Me llamo Fernando Valbuena y estoy harto de que se me muera la gente. De que se me mueran a pares. A diestro y siniestro. A manos llenas. De sopetón y hasta con previo aviso. De que se me mueran y luego los entierren. O los incineren. Porque muertos quedan para los restos. Porque es como si me enterraran a mí mismo. Como si me incineraran a mí mismo. En cada uno de ellos van jirones míos. Tantos que ya he perdido la cuenta. Debe ser la edad. La pandemia y lo que no es la pandemia.

Ayer marqué su número. Ya no era…

Es como si me achicaran el campo de fútbol. Como si el línea cogiera el palo de esquina y, al primer despiste, me lo colocara más cerca de la portería. Como si el árbitro pintara las rayas de cal cada vez más apretadas las unas con las otras. Tan apretadas que podría abrazar al portero del otro equipo sin salir de mi área. Tan apretadas que nos va faltando el aire. Y de los veintidós vamos quedando menos. Cada día menos.

Los que se mueren, se me mueren. Tantos que ya no sé cuántos se me han muerto. Siendo yo joven se me murió uno. Una. A esa la recuerdo bien porque fue la primera. Ahora los recuerdos se atropellan como se atropellan los muertos. Cuando yo era joven contemplaba, extrañado y burlón, como mi padre leía, cada mañana, las esquelas por delante de todo lo demás. Ahora, pasados los años, le voy calibrando las hechuras a mi padre y a sus costumbres. Ahora, que de aquellos no queda nada; ahora, que de los míos, de los hijos de los que se le murieron a mi padre, va quedando menos. Es como si el tiempo se tragara el espacio. Como quien voltea el reloj de arena para que los vivos empiecen a vivir y, a la vez, de los muertos no quede memoria.

Hoy a Fulano le ha dado un ictus; nada grave, me dicen; pero yo barrunto que me quieren correr el palo. Ayer se murió Zutano... Mañana está previsto que la diñe Mengano; y dejará un hueco a la hora del desayuno en el bar de siempre y el desayuno me sabrá más amargo… Se me mueren como cuando llueve en tromba. Se me mueren sin tregua. Se me mueren de remate. De penalti y hasta de gol en propia puerta. Y se los llevan, y queda el terreno de juego embarrado en lágrimas. Se me mueren y hasta les levantan estatuas. Y las inauguran, tan lustrosas ellas, tan de bronce, tan a pie de calle, sobre el barro del llanto; el mismo barro que todo se lo ha de tragar. Pero ya, aunque aliente el bronce, no volveremos a compartir el cuero... No volveremos a tomar un vino juntos, no volveremos a recordar a medias…

Es la marea de lo ido. Y el terrible augurio de lo que está por irse. Así, por los siglos de los siglos, hasta que del campo de fútbol donde jugamos nuestras vidas solo quede la última nada: una mancha de cal frente a la portería desde donde chutar por última vez. A vida o muerte.
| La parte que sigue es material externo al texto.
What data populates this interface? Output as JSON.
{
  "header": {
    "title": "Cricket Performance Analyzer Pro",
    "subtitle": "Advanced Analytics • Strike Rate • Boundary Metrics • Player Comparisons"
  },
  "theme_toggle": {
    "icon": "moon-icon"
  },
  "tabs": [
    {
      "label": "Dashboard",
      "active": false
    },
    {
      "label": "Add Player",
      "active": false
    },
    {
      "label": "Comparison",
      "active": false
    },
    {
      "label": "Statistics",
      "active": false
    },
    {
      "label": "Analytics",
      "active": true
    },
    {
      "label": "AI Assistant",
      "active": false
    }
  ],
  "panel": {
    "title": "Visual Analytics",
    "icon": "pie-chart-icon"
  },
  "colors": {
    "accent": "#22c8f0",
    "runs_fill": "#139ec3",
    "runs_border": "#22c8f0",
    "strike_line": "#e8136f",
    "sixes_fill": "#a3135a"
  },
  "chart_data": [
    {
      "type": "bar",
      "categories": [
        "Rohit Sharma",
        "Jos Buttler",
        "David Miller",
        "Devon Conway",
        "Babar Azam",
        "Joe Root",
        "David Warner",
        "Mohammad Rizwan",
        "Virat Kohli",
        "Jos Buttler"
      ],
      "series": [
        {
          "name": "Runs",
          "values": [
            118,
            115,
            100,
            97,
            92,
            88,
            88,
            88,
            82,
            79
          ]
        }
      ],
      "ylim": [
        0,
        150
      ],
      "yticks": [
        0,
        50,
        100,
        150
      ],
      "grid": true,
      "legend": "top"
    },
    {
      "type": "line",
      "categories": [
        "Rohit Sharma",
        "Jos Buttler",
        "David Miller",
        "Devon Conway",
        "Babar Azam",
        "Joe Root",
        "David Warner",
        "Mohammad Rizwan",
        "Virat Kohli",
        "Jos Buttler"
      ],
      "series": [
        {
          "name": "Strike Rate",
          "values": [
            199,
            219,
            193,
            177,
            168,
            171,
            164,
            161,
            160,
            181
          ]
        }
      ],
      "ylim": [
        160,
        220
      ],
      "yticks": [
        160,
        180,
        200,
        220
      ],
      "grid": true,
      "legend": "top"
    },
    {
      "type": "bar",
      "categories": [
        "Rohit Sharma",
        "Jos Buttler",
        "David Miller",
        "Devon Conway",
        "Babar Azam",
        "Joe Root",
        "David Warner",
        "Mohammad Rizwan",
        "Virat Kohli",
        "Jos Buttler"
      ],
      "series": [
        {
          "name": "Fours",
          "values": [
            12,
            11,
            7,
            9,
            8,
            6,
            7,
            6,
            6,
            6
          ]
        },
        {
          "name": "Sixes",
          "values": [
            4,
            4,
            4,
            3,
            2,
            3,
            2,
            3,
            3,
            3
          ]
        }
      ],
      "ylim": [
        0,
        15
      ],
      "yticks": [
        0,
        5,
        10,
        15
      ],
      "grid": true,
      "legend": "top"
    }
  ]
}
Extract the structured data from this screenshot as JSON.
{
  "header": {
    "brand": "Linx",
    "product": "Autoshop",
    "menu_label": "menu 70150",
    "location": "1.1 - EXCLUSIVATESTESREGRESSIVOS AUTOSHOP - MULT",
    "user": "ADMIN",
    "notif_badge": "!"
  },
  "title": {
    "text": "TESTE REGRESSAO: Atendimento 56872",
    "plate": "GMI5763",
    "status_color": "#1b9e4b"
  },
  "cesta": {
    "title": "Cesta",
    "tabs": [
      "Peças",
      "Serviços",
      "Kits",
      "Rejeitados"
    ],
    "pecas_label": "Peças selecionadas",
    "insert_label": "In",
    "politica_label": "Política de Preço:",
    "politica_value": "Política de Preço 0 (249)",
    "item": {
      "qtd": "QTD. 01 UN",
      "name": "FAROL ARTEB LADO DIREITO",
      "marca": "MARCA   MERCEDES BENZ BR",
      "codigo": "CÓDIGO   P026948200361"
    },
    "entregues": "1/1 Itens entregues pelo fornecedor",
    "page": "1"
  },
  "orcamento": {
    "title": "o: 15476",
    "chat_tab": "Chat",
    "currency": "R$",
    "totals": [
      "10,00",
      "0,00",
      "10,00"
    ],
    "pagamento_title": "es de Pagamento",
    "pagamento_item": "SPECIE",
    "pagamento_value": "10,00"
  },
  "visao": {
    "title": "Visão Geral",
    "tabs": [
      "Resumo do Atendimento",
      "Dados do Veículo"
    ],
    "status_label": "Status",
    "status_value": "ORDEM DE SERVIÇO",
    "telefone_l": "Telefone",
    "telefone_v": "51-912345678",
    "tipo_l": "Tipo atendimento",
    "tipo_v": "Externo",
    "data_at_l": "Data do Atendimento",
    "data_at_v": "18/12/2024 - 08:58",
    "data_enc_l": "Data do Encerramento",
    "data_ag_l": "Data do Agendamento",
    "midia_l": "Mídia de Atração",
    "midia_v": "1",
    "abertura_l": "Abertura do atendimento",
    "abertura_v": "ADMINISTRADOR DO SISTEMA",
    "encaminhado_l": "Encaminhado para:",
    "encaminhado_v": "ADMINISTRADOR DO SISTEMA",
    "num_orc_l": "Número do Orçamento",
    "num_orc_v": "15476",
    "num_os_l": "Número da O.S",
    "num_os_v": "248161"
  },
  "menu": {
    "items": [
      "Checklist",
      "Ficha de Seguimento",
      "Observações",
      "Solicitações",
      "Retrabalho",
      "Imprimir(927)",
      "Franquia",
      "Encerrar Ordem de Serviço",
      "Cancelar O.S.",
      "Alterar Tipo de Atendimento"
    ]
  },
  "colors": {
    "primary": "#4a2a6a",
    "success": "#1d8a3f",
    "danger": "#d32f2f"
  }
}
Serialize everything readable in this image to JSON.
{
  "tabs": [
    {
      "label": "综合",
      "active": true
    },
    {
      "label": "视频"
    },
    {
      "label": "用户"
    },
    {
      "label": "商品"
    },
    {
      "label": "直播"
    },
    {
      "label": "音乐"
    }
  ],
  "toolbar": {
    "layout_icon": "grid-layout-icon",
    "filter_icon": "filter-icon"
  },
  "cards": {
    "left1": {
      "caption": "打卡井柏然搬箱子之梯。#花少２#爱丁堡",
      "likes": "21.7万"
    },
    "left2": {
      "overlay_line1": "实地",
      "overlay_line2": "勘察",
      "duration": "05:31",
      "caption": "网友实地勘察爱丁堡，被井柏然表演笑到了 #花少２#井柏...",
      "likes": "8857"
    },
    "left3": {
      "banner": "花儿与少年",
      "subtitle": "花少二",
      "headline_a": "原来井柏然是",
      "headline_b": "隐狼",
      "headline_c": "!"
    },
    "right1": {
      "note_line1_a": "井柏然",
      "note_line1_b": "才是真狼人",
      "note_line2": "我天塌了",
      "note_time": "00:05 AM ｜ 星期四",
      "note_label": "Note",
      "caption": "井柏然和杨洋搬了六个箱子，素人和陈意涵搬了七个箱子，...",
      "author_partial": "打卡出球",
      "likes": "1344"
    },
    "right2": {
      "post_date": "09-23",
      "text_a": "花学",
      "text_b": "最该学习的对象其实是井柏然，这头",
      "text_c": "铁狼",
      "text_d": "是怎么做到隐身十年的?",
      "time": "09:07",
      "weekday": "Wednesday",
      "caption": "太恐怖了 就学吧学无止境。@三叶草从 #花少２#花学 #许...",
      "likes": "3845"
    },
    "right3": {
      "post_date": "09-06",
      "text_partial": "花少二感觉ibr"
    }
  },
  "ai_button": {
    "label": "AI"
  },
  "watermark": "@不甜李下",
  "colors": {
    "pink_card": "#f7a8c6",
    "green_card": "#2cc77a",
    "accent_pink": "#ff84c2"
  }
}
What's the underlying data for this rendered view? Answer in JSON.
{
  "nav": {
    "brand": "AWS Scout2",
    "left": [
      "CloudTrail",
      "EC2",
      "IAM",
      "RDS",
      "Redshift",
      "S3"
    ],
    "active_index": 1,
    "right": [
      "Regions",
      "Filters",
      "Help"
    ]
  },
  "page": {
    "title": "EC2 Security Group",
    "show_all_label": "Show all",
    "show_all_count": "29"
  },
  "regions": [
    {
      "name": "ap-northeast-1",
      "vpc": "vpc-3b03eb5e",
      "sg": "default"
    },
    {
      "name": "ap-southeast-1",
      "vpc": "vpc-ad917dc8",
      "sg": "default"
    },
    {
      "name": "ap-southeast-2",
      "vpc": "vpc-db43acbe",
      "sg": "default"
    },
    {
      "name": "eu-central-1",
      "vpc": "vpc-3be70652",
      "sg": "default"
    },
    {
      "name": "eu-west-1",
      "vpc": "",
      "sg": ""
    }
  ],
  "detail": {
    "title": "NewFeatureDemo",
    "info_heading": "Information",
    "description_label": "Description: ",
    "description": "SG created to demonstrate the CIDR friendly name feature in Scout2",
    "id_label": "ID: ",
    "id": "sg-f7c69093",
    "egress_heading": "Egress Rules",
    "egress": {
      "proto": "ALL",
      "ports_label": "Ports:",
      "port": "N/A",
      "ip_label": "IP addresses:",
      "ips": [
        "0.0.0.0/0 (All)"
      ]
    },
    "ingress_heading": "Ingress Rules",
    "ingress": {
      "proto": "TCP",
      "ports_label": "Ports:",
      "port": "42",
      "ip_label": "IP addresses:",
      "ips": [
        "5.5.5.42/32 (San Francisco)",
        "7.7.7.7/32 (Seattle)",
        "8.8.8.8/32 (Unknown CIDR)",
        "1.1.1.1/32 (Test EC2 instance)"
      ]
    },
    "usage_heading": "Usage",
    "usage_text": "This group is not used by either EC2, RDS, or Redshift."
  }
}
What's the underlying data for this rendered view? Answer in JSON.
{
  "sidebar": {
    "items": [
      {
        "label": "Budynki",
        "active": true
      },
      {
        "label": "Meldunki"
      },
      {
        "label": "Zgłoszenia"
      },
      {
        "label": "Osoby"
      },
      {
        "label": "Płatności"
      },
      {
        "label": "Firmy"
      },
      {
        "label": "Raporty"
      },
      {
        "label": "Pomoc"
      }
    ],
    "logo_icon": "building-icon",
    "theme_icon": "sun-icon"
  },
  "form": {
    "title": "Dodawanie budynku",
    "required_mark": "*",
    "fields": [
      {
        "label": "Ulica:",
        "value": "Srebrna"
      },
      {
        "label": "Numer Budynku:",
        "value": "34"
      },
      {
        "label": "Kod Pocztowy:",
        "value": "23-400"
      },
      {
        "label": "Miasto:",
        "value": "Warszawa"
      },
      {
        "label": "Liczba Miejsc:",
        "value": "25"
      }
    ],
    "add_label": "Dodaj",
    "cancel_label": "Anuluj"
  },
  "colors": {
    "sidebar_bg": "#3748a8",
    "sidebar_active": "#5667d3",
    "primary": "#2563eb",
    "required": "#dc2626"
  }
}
Hasta que, bajo el palo largo, el portero descubra que todos los demás se han ido, que está solo, absolutamente solo. Es el momento horrendo en que descubre que está muerto, aunque sus ojos vean y su corazón bombee. Porque, bajo el travesaño, no tendrá a quien decirle su nombre. Mi nombre. Mi nombre mutilado. Mutilado a mordiscos de luto en cada despedida. Ya me voy llamando menos… Y es que en la muerte de los otros se esconde la propia muerte.